Crucially though, the new name also highlights that aforementioned site-specific weather point to emphasise “the exceptional provenance that makes tomatoes grown on the Isle of Wight so special and delicious,” as B&B Studio puts it. “With more sunshine hours than anywhere else in the UK and a uniquely rich soil, the Isle of Wight has the perfect climate and terroir for tomatoes.”
Back when it was The Tomato Stall, the company, which is based in the island’s Arreton Valley, was already using ‘Grown in the Isle of Wight’ as a sort of brand promise, which had “become a key signifier of quality and upweighting this claim to a brand name has cemented the brand’s difference from competitor products in the produce category,” the studio continues.
Now, it’s firmly at the heart of the brand, and is leveraged superbly for the overall positioning, strategy and look and feel. Red and green would usually be the go to for tomato-related products, and there’s no reason it shouldn’t be, for obvious reasons, but by leading on the sunshine theme and bringing bold yellow into the mix, the brand really sets itself apart and instantly conveys freshness and positivity.
Yellow has become the core colour across all the brand’s touchpoints, appearing on jar labels, packs, stationery, merch such as t-shirts, van liveries, and more. Often, that yellow takes a back seat to let different flavours and variants come to the fore: on jars of confit tomatoes and ketchup bottles, for instance, the rich reds of the product take centre stage through the glass, but the yellow is used as an anchoring device on the labels to give the whole brand a sense of coherence and consistency.

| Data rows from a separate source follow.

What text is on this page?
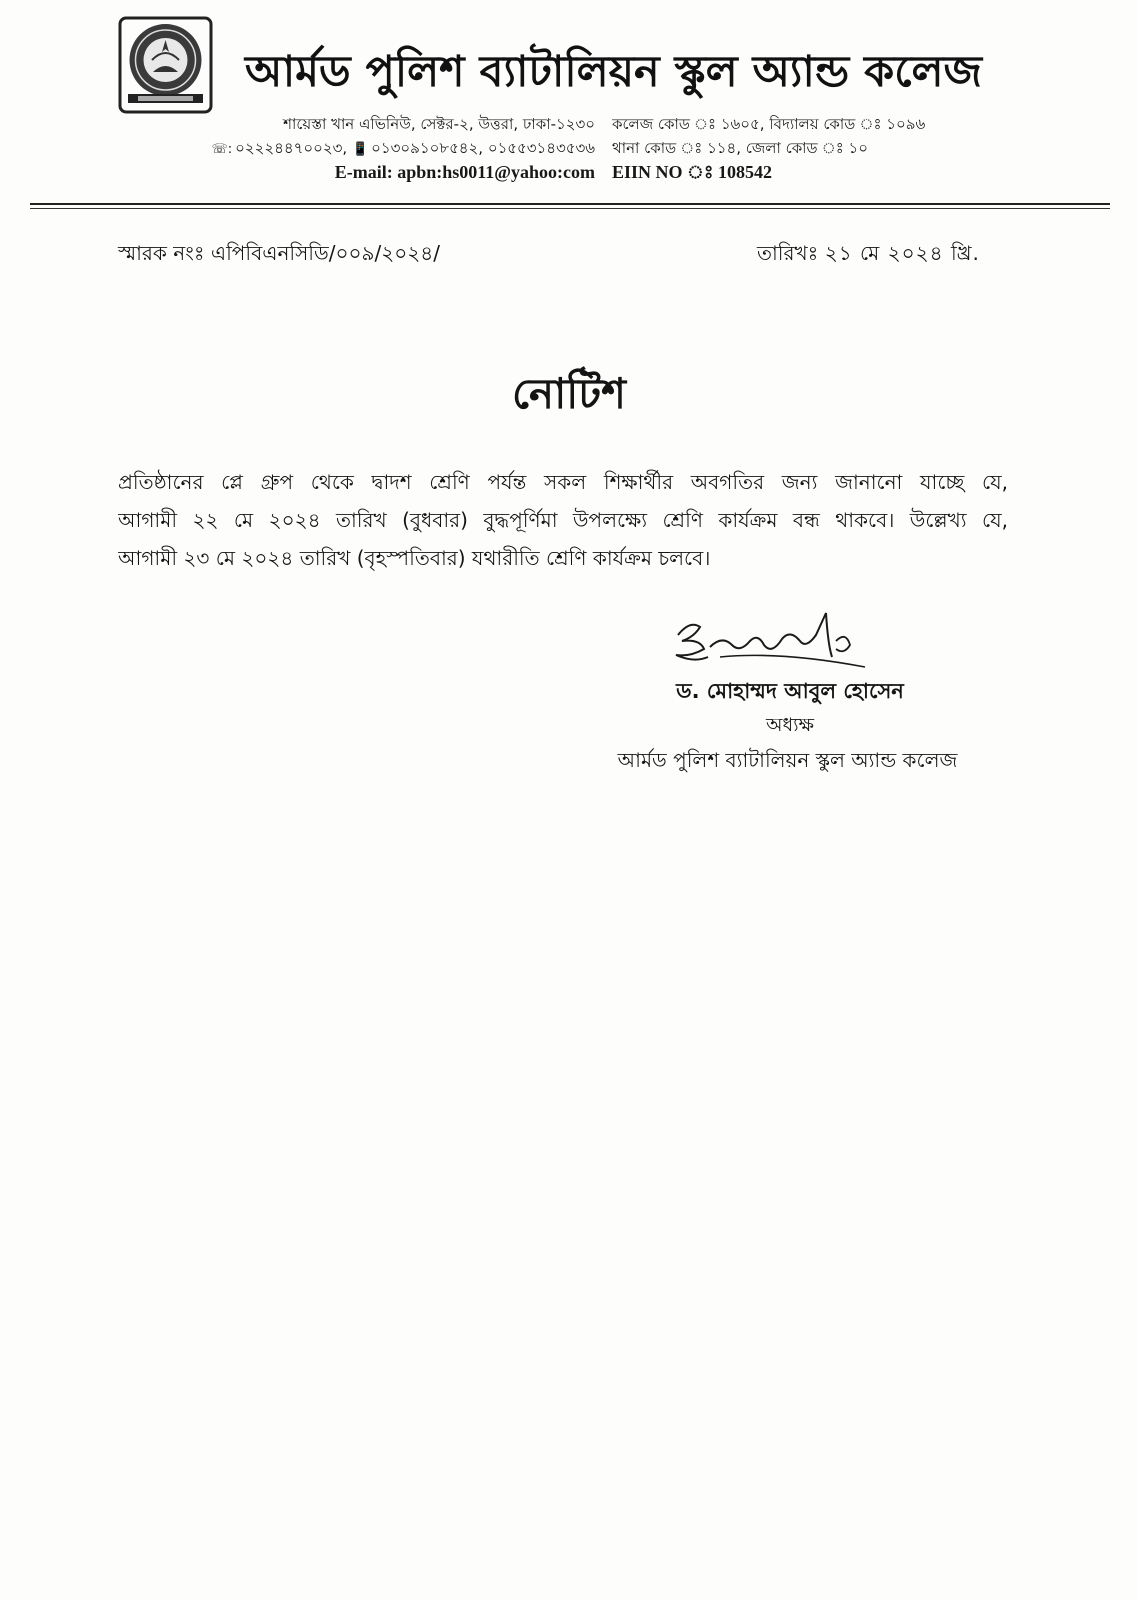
আর্মড পুলিশ ব্যাটালিয়ন স্কুল অ্যান্ড কলেজ
শায়েস্তা খান এভিনিউ, সেক্টর-২, উত্তরা, ঢাকা-১২৩০
☏: ০২২২৪৪৭০০২৩, 📱 ০১৩০৯১০৮৫৪২, ০১৫৫৩১৪৩৫৩৬
E-mail: apbn:hs0011@yahoo:com
কলেজ কোড ঃ ১৬০৫, বিদ্যালয় কোড ঃ ১০৯৬
থানা কোড ঃ ১১৪, জেলা কোড ঃ ১০
EIIN NO ঃ 108542
স্মারক নংঃ এপিবিএনসিডি/০০৯/২০২৪/	তারিখঃ ২১ মে ২০২৪ খ্রি.
নোটিশ
প্রতিষ্ঠানের প্লে গ্রুপ থেকে দ্বাদশ শ্রেণি পর্যন্ত সকল শিক্ষার্থীর অবগতির জন্য জানানো যাচ্ছে যে,
আগামী ২২ মে ২০২৪ তারিখ (বুধবার) বুদ্ধপূর্ণিমা উপলক্ষ্যে শ্রেণি কার্যক্রম বন্ধ থাকবে। উল্লেখ্য যে,
আগামী ২৩ মে ২০২৪ তারিখ (বৃহস্পতিবার) যথারীতি শ্রেণি কার্যক্রম চলবে।
ড. মোহাম্মদ আবুল হোসেন
অধ্যক্ষ
আর্মড পুলিশ ব্যাটালিয়ন স্কুল অ্যান্ড কলেজ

While the brand now seems a lot more confident and authoritative, there’s still a lovely homespun quality about it all which works brilliantly for something like tomatoes – a brand that was too slick and clinical just wouldn’t work, and would detract from any sense of soil-grown goodness. This is in no small part down to the clever use of texture: the main logo feels very rustic even in flat 2D – you can almost feel the rough, organic qualities of a cardboard label.
The wordmark is kept simple and further underscores the sunshine stuff, sitting in an arc, like a rainbow, and deftly getting round any potential issues of the rather long name so that it works just as well on tiny jar labels as on larger applications.

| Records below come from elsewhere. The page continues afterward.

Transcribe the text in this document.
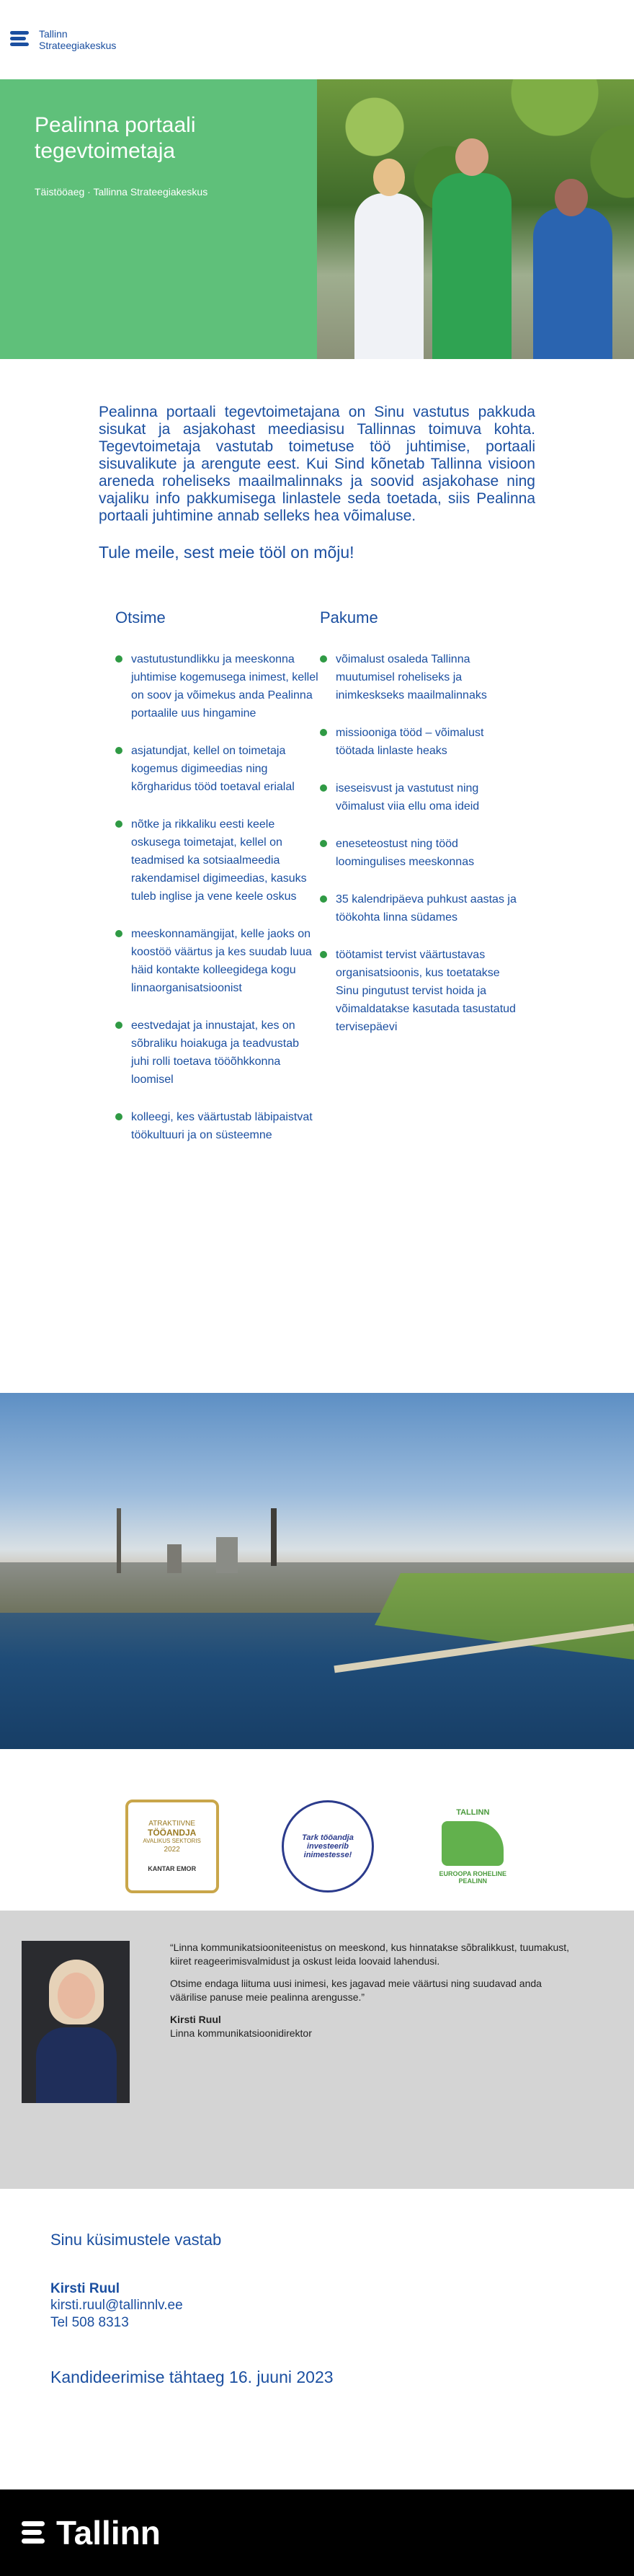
Tallinn
Strateegiakeskus
Pealinna portaali tegevtoimetaja
Täistööaeg · Tallinna Strateegiakeskus

Pealinna portaali tegevtoimetajana on Sinu vastutus pakkuda sisukat ja asjakohast meediasisu Tallinnas toimuva kohta. Tegevtoimetaja vastutab toimetuse töö juhtimise, portaali sisuvalikute ja arengute eest. Kui Sind kõnetab Tallinna visioon areneda roheliseks maailmalinnaks ja soovid asjakohase ning vajaliku info pakkumisega linlastele seda toetada, siis Pealinna portaali juhtimine annab selleks hea võimaluse.

Tule meile, sest meie tööl on mõju!

Otsime
vastutustundlikku ja meeskonna juhtimise kogemusega inimest, kellel on soov ja võimekus anda Pealinna portaalile uus hingamine
asjatundjat, kellel on toimetaja kogemus digimeedias ning kõrgharidus tööd toetaval erialal
nõtke ja rikkaliku eesti keele oskusega toimetajat, kellel on teadmised ka sotsiaalmeedia rakendamisel digimeedias, kasuks tuleb inglise ja vene keele oskus
meeskonnamängijat, kelle jaoks on koostöö väärtus ja kes suudab luua häid kontakte kolleegidega kogu linnaorganisatsioonist
eestvedajat ja innustajat, kes on sõbraliku hoiakuga ja teadvustab juhi rolli toetava tööõhkkonna loomisel
kolleegi, kes väärtustab läbipaistvat töökultuuri ja on süsteemne
Pakume
võimalust osaleda Tallinna muutumisel roheliseks ja inimkeskseks maailmalinnaks
missiooniga tööd – võimalust töötada linlaste heaks
iseseisvust ja vastutust ning võimalust viia ellu oma ideid
eneseteostust ning tööd loomingulises meeskonnas
35 kalendripäeva puhkust aastas ja töökohta linna südames
töötamist tervist väärtustavas organisatsioonis, kus toetatakse Sinu pingutust tervist hoida ja võimaldatakse kasutada tasustatud tervisepäevi
ATRAKTIIVNE
TÖÖANDJA
AVALIKUS SEKTORIS
2022
KANTAR EMOR
Tark tööandja investeerib inimestesse!
TALLINN
EUROOPA ROHELINE PEALINN

“Linna kommunikatsiooniteenistus on meeskond, kus hinnatakse sõbralikkust, tuumakust, kiiret reageerimisvalmidust ja oskust leida loovaid lahendusi.

Otsime endaga liituma uusi inimesi, kes jagavad meie väärtusi ning suudavad anda väärilise panuse meie pealinna arengusse.”

Kirsti Ruul
Linna kommunikatsioonidirektor
Sinu küsimustele vastab
Kirsti Ruul
kirsti.ruul@tallinnlv.ee
Tel 508 8313
Kandideerimise tähtaeg 16. juuni 2023
Tallinn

The typography is mostly kept very simple, using quirky sans serif Elido by Kontour in wide spacing for the ‘MORE SUNSHINE’ and ‘MORE FLAVOUR’ messaging that often appears with the logo. The handwrought vibe goes a little too hard for me on the website, where Joachim Müller-Lancé’s hand drawn Flood script is used: it feels a little overbearing – the ‘local produce’ thing is coming through loud and clear without the use of synthesised typographic brushstrokes.
B&B Studio introduced a new graphic device that it terms a ‘calyx,’ which sits alongside the wordmark to form the logo. Essentially a sweet little green star, this is drawn from the tomato plant itself: calyx simply means the outermost part of a flower, the shape that its sepals make. In its use on Isle of Wight Tomatoes products, the calyx becomes not just a brand mark, but a succinct signifier of quality.
Everything around the identity feels very in step with the company’s ethos and operations, combining “age-old traditions with modern-day innovation… each variety specially selected for their unique flavour and picked only when perfectly ripe,” as Isle of Wight Tomatoes puts it.
The rebrand conveys this brilliantly: the whole identity has a distinctly independent grower, farmstore, foodie feel. It still leans on the market stall thing to some extent, but with a more grownup, gourmet sensibility that roots the brand in the Isle of Wight, but deftly broadens its appeal.